Verantwortung beim Kanton

Der Schaffhauser Stadtrat steht dem Kauf kritisch gegenüber. Mit dem Stadthausgeviert, der Kammgarn-West und dem Kirchhofareal habe die Stadt bereits drei grosse eigene Areale in der Altstadt, die sich in Entwicklung befänden und deren Potenzial besser genutzt werden sollte. Zudem stehen grössere Investitionen für den Erhalt und den Ausbau der städtischen Infrastruktur an, wie zum Beispiel die Sanierung der KSS, von Schulanlagen oder Alterszentren. Der Kanton sei ebenso fähig und zuständig, eigene Grundstücke und Liegenschaften zu entwickeln.
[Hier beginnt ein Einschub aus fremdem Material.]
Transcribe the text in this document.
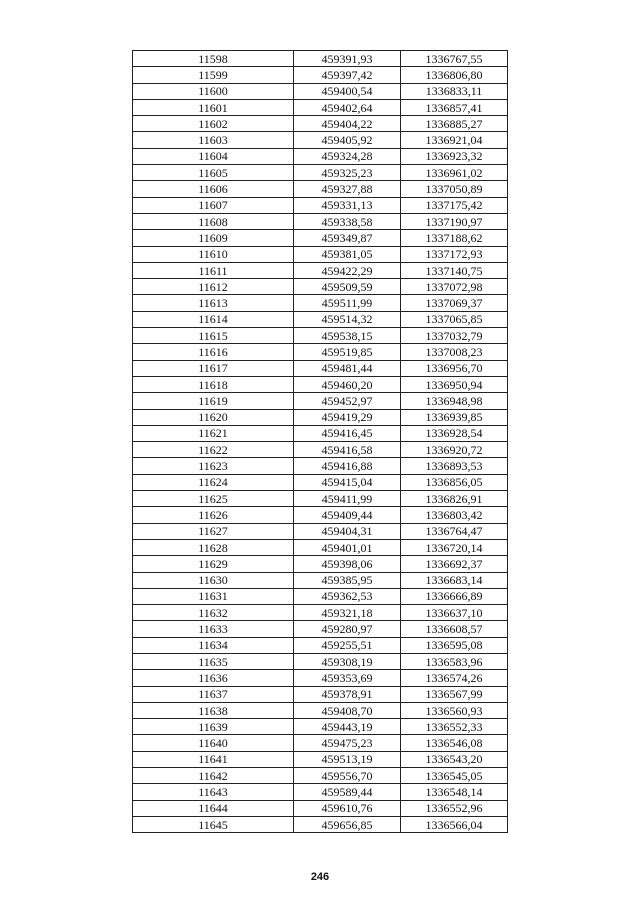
11598	459391,93	1336767,55
11599	459397,42	1336806,80
11600	459400,54	1336833,11
11601	459402,64	1336857,41
11602	459404,22	1336885,27
11603	459405,92	1336921,04
11604	459324,28	1336923,32
11605	459325,23	1336961,02
11606	459327,88	1337050,89
11607	459331,13	1337175,42
11608	459338,58	1337190,97
11609	459349,87	1337188,62
11610	459381,05	1337172,93
11611	459422,29	1337140,75
11612	459509,59	1337072,98
11613	459511,99	1337069,37
11614	459514,32	1337065,85
11615	459538,15	1337032,79
11616	459519,85	1337008,23
11617	459481,44	1336956,70
11618	459460,20	1336950,94
11619	459452,97	1336948,98
11620	459419,29	1336939,85
11621	459416,45	1336928,54
11622	459416,58	1336920,72
11623	459416,88	1336893,53
11624	459415,04	1336856,05
11625	459411,99	1336826,91
11626	459409,44	1336803,42
11627	459404,31	1336764,47
11628	459401,01	1336720,14
11629	459398,06	1336692,37
11630	459385,95	1336683,14
11631	459362,53	1336666,89
11632	459321,18	1336637,10
11633	459280,97	1336608,57
11634	459255,51	1336595,08
11635	459308,19	1336583,96
11636	459353,69	1336574,26
11637	459378,91	1336567,99
11638	459408,70	1336560,93
11639	459443,19	1336552,33
11640	459475,23	1336546,08
11641	459513,19	1336543,20
11642	459556,70	1336545,05
11643	459589,44	1336548,14
11644	459610,76	1336552,96
11645	459656,85	1336566,04
246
Auch der Grosse Stadtrat hat die Volks­initiative zur Ablehnung empfohlen – ohne Gegenvorschlag. An der Sitzung vom 3. Juli wurde ein Antrag auf eine zustimmende Empfehlung mit 19 zu 12 Stimmen abgelehnt.

Grosse Fläche

8100 Quadratmeter beträgt die Fläche des Klosterviertels. Je nach Nutzungsszenario geht der Regierungsrat in seiner Vorlage von einem Verkaufserlös zwischen 7,75 und 10 Millionen ­Franken aus.
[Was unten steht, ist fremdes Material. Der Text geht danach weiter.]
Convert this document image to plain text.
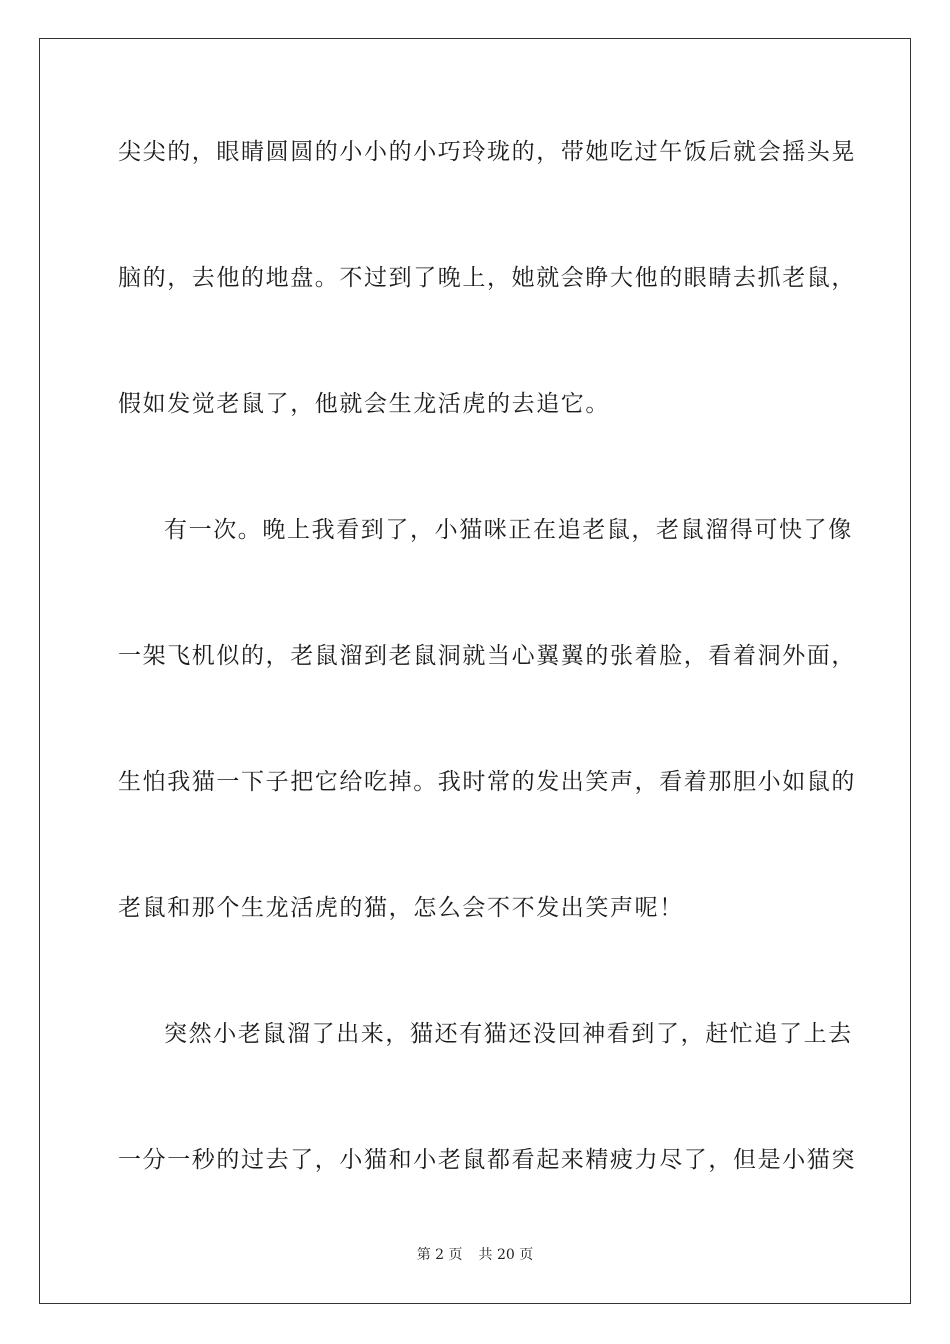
尖尖的，眼睛圆圆的小小的小巧玲珑的，带她吃过午饭后就会摇头晃
脑的，去他的地盘。不过到了晚上，她就会睁大他的眼睛去抓老鼠，
假如发觉老鼠了，他就会生龙活虎的去追它。
有一次。晚上我看到了，小猫咪正在追老鼠，老鼠溜得可快了像
一架飞机似的，老鼠溜到老鼠洞就当心翼翼的张着脸，看着洞外面，
生怕我猫一下子把它给吃掉。我时常的发出笑声，看着那胆小如鼠的
老鼠和那个生龙活虎的猫，怎么会不不发出笑声呢！
突然小老鼠溜了出来，猫还有猫还没回神看到了，赶忙追了上去
一分一秒的过去了，小猫和小老鼠都看起来精疲力尽了，但是小猫突
第 2 页 共 20 页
Meinungen zum Klosterviertel

Unser Klosterviertel behalten

Das historische Klosterviertel soll weiterhin im Besitz der Allgemeinheit bleiben. Ein Ja zur Kloster-Initiative ermöglicht genau das.

Simon Sepan (Grossstadtrat AL)

Majestätisch liegt es da zwischen Rhein und Herrenacker, neben Kammgarn und Allerheiligen: das historische Klosterviertel. Seine Entstehung geht zurück auf die Gründerzeit unserer Stadt vor beinahe 1000 Jahren. Seine Grösse von 8100 m² ist immens, seine Lage im Herzen der Schaffhauser Altstadt einzigartig. Durch den Wegzug der kantonalen Institutionen wird es aus seinem Dornröschenschlaf geweckt. Diese innerstädtische Perle ist in vielerlei Hinsicht von unschätzbarem Wert. Sie ist Teil unserer Stadtschaffhauser Identität. Das Klosterviertel bietet fabelhafte Wohn- und Arbeitsflächen für die lokale Bevölkerung sowie das hiesige Gewerbe. Der jetzige Gefängnishof könnte zu einem der schönsten innerstädtischen Plätze umgestaltet werden. Kurzum: Dieses Areal bietet unglaublich viele Entwicklungsmöglichkeiten zugunsten der Bewohnerinnen und Bewohner unserer Stadt.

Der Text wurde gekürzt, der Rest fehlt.